I would not work with techniques that I did not think were safe and effective.  I have found that therapies that include a strong focus on a client’s self-awareness of what is happening inside the body are often more effective than talk-only therapies.  I continue to learn from others, so over time the way I do therapy has changed significantly – I expect it to continue to do so.  Each of our personalities is different, and so the way I work is not appropriate for everyone.  It is important to keep that in mind, to pay attention to whether you respond to these methods or not, and to choose your therapist accordingly.

Frequently, you will know within a session or two whether we are a good fit to work together.  Sometimes it takes a few months for that to become clear.  Please know that if at any time you choose to find another therapist, I will assist you if you want referrals, and will not take it personally that something did not click between us.  I will also let you know if we find issues or patterns that I think I cannot work with effectively, and hope you know that this also is not a personal rejection or abandonment.

Summary
Doing therapy is a sensitive, vulnerable and exciting journey.  As we work together, we will meet deeply.  The relationship that develops will matter very much to me and the feedback I receive from clients is that this will likely be true for you as well.  Some clients have never been able to trust anyone, and relationship is not their goal.  With these clients, I respect that, and work with them on self-mastery.  I invite relationship without demanding it.
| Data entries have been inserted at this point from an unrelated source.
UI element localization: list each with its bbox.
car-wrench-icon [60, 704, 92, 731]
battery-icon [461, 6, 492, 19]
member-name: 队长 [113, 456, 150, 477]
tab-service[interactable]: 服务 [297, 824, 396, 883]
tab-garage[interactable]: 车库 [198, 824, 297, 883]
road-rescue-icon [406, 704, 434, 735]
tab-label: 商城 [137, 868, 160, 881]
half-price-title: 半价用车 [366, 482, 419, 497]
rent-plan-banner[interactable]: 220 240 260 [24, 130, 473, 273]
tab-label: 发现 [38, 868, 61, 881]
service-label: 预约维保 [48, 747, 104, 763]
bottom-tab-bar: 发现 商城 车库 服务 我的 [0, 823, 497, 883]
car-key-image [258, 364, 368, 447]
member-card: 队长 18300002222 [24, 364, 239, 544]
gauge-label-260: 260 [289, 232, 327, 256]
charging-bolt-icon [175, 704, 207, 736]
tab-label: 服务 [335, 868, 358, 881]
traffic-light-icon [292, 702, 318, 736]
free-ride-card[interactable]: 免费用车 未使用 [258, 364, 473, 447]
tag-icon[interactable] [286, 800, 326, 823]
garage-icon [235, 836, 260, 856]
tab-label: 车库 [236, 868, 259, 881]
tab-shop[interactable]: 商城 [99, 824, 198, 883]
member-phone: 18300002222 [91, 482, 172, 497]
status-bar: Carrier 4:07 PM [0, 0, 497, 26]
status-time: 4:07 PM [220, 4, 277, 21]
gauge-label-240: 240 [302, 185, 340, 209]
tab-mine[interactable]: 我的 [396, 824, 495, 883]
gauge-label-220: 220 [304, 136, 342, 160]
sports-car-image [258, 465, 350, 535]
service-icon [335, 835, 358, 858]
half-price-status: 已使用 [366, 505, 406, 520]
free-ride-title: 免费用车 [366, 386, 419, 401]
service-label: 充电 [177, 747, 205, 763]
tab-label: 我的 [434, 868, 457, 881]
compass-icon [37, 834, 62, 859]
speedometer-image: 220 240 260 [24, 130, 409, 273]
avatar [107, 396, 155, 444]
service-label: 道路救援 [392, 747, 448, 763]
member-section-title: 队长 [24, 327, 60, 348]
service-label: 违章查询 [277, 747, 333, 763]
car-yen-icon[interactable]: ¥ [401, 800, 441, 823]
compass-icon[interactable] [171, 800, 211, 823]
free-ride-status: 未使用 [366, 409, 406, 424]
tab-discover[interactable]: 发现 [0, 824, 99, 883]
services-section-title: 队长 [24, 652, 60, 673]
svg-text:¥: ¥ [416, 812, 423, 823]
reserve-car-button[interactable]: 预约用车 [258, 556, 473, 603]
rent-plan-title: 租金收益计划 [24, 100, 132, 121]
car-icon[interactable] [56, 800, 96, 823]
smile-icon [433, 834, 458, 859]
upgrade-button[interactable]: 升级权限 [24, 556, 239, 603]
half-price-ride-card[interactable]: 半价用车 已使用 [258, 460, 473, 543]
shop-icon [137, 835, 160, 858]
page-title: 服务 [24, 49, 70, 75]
It is deeply healing to have a place to go where everything you say and feel is most welcome, and caring without judging or blaming is available if you choose to receive it.  Doing therapy in a process way uncovers things that continue to be a surprise.  From that deep learning, change is possible, without having to be forced.

My hope is that these words have given you a better sense of what it would be like to work together and the encouragement to pursue therapy.